Thnaks for bringing that to light Debbie. I and many of my fellow agents have known that to be true, thanks to the ineptitude and malfeasance on behalf of the “Princess” and her pole-smokers.
As hard as we work to enforce the laws, locate, arrest, and get rid of the vermin, this agency takes another hit because of the spineless, PC bullshit propogated by our “leadership?”.
We don’t get any respect!

1shot1kill on October 12, 2007 at 2:53 pm

Just last night on an episode of “Without A Trace,” which is fast becoming the next “Lou Grant,” bashing America whenever it can, they kept referring to the INS. I kept shouting at the screen, ICE, ICE, ICE. But, to no avail. Are the people in Hollywood just stupid, ignorant, or a combination of the two?

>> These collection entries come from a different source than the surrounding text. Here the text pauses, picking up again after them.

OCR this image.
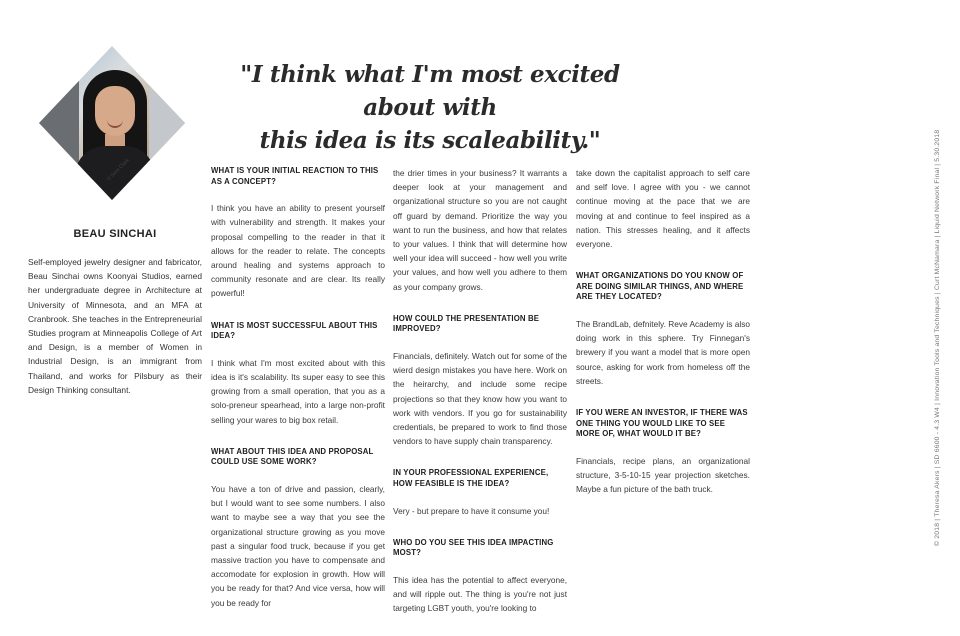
© Sara Clark
BEAU SINCHAI
Self-employed jewelry designer and fabricator, Beau Sinchai owns Koonyai Studios, earned her undergraduate degree in Architecture at University of Minnesota, and an MFA at Cranbrook. She teaches in the Entrepreneurial Studies program at Minneapolis College of Art and Design, is a member of Women in Industrial Design, is an immigrant from Thailand, and works for Pilsbury as their Design Thinking consultant.
"I think what I'm most excited about with
this idea is its scaleability."
WHAT IS YOUR INITIAL REACTION TO THIS AS A CONCEPT?
I think you have an ability to present yourself with vulnerability and strength. It makes your proposal compelling to the reader in that it allows for the reader to relate. The concepts around healing and systems approach to community resonate and are clear. Its really powerful!
WHAT IS MOST SUCCESSFUL ABOUT THIS IDEA?
I think what I'm most excited about with this idea is it's scalability. Its super easy to see this growing from a small operation, that you as a solo-preneur spearhead, into a large non-profit selling your wares to big box retail.
WHAT ABOUT THIS IDEA AND PROPOSAL COULD USE SOME WORK?
You have a ton of drive and passion, clearly, but I would want to see some numbers. I also want to maybe see a way that you see the organizational structure growing as you move past a singular food truck, because if you get massive traction you have to compensate and accomodate for explosion in growth. How will you be ready for that? And vice versa, how will you be ready for
the drier times in your business? It warrants a deeper look at your management and organizational structure so you are not caught off guard by demand. Prioritize the way you want to run the business, and how that relates to your values. I think that will determine how well your idea will succeed - how well you write your values, and how well you adhere to them as your company grows.
HOW COULD THE PRESENTATION BE IMPROVED?
Financials, definitely. Watch out for some of the wierd design mistakes you have here. Work on the heirarchy, and include some recipe projections so that they know how you want to work with vendors. If you go for sustainability credentials, be prepared to work to find those vendors to have supply chain transparency.
IN YOUR PROFESSIONAL EXPERIENCE, HOW FEASIBLE IS THE IDEA?
Very - but prepare to have it consume you!
WHO DO YOU SEE THIS IDEA IMPACTING MOST?
This idea has the potential to affect everyone, and will ripple out. The thing is you're not just targeting LGBT youth, you're looking to
take down the capitalist approach to self care and self love. I agree with you - we cannot continue moving at the pace that we are moving at and continue to feel inspired as a nation. This stresses healing, and it affects everyone.
WHAT ORGANIZATIONS DO YOU KNOW OF ARE DOING SIMILAR THINGS, AND WHERE ARE THEY LOCATED?
The BrandLab, defnitely. Reve Academy is also doing work in this sphere. Try Finnegan's brewery if you want a model that is more open source, asking for work from homeless off the streets.
IF YOU WERE AN INVESTOR, IF THERE WAS ONE THING YOU WOULD LIKE TO SEE MORE OF, WHAT WOULD IT BE?
Financials, recipe plans, an organizational structure, 3-5-10-15 year projection sketches. Maybe a fun picture of the bath truck.	© 2018 | Theresa Akers | SD 6600 - 4.3 W4 | Innovation Tools and Techniques | Curt McNamara | Liquid Network Final | 5.30.2018
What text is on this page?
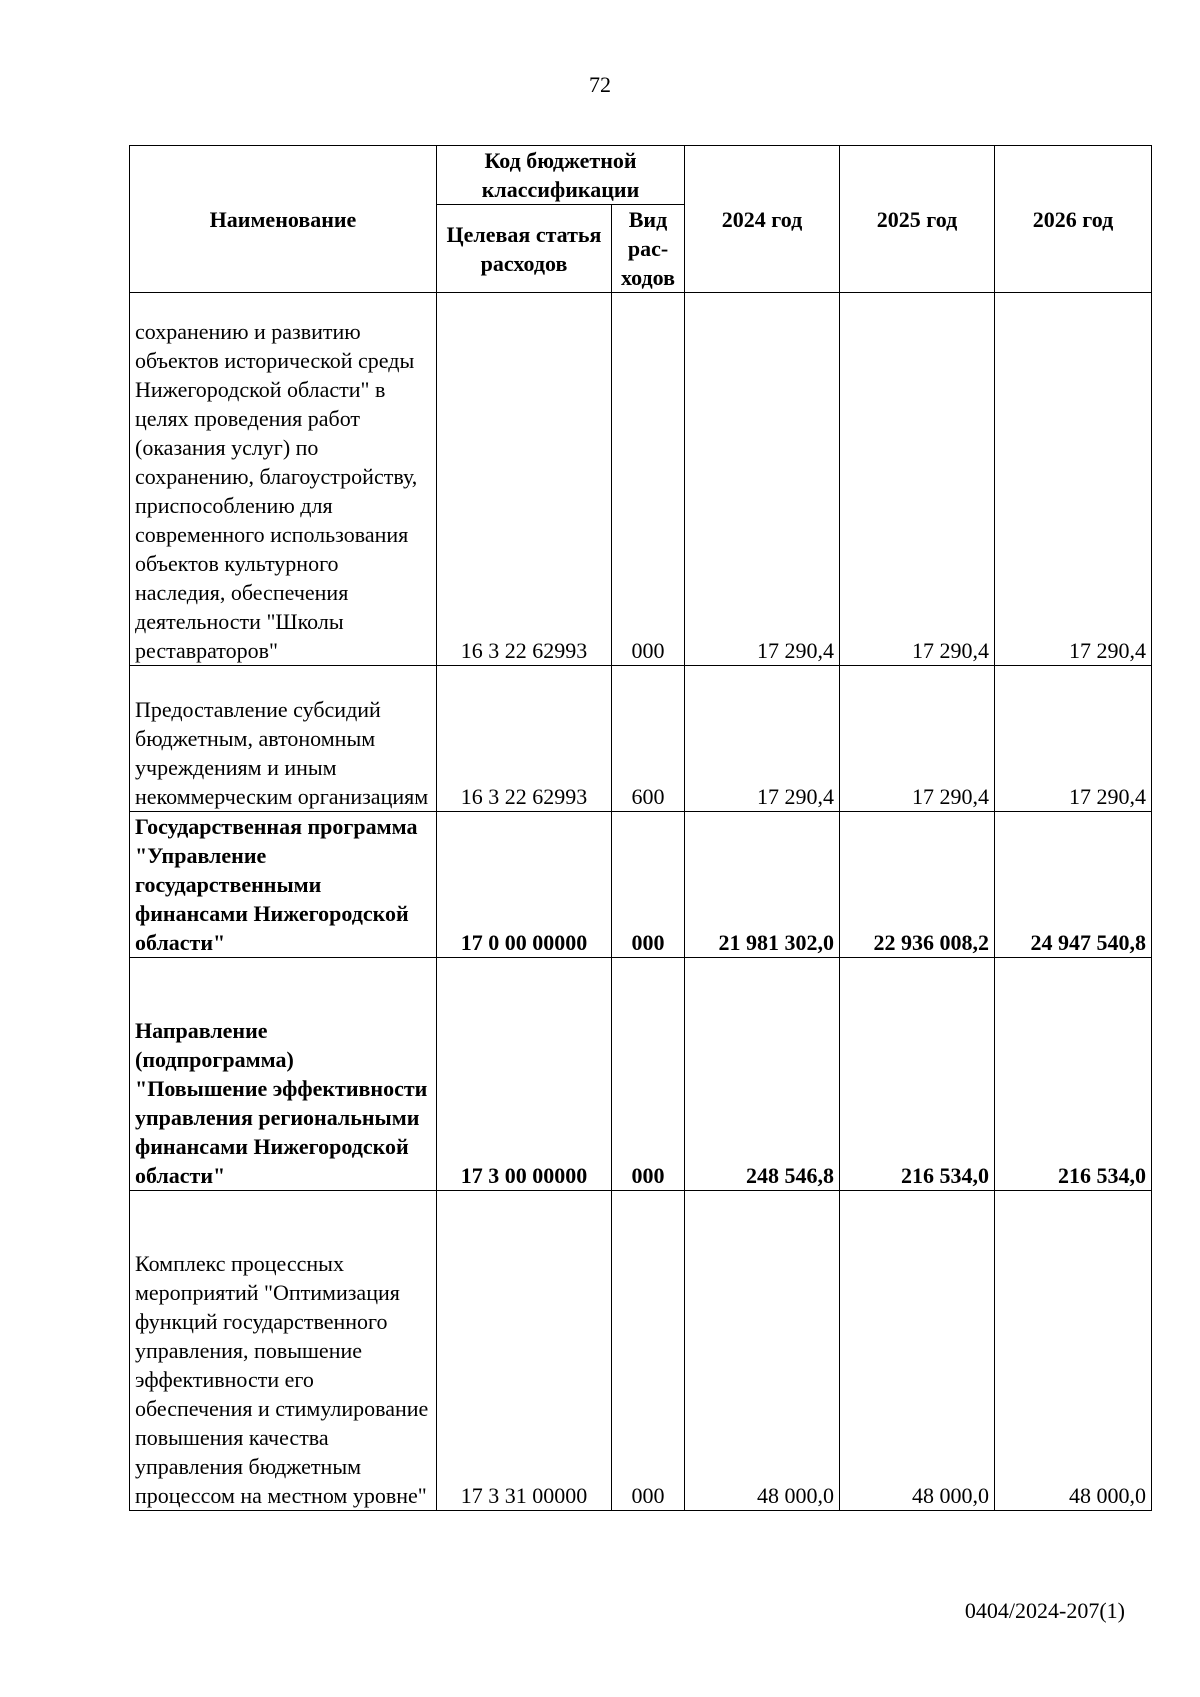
72
Наименование	Код бюджетной классификации		2024 год	2025 год	2026 год
	Целевая статья расходов	Вид рас-ходов			
сохранению и развитию объектов исторической среды Нижегородской области" в целях проведения работ (оказания услуг) по сохранению, благоустройству, приспособлению для современного использования объектов культурного наследия, обеспечения деятельности "Школы реставраторов"	16 3 22 62993	000	17 290,4	17 290,4	17 290,4
Предоставление субсидий бюджетным, автономным учреждениям и иным некоммерческим организациям	16 3 22 62993	600	17 290,4	17 290,4	17 290,4
Государственная программа "Управление государственными финансами Нижегородской области"	17 0 00 00000	000	21 981 302,0	22 936 008,2	24 947 540,8
Направление (подпрограмма) "Повышение эффективности управления региональными финансами Нижегородской области"	17 3 00 00000	000	248 546,8	216 534,0	216 534,0
Комплекс процессных мероприятий "Оптимизация функций государственного управления, повышение эффективности его обеспечения и стимулирование повышения качества управления бюджетным процессом на местном уровне"	17 3 31 00000	000	48 000,0	48 000,0	48 000,0
0404/2024-207(1)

JAT on October 12, 2007 at 6:25 pm

Last night on “Without A Trace” they did a program with an illegal alien character. They kept referring to the INS. I kept shouting at the screen, ICE, ICE, ICE, to no avail. Are the people in Hollywood ignorant or stupid, or a combination of the two?

JAT on October 12, 2007 at 6:29 pm

Someone should tell Hollywood it’s “BICE, BICE, BICE”.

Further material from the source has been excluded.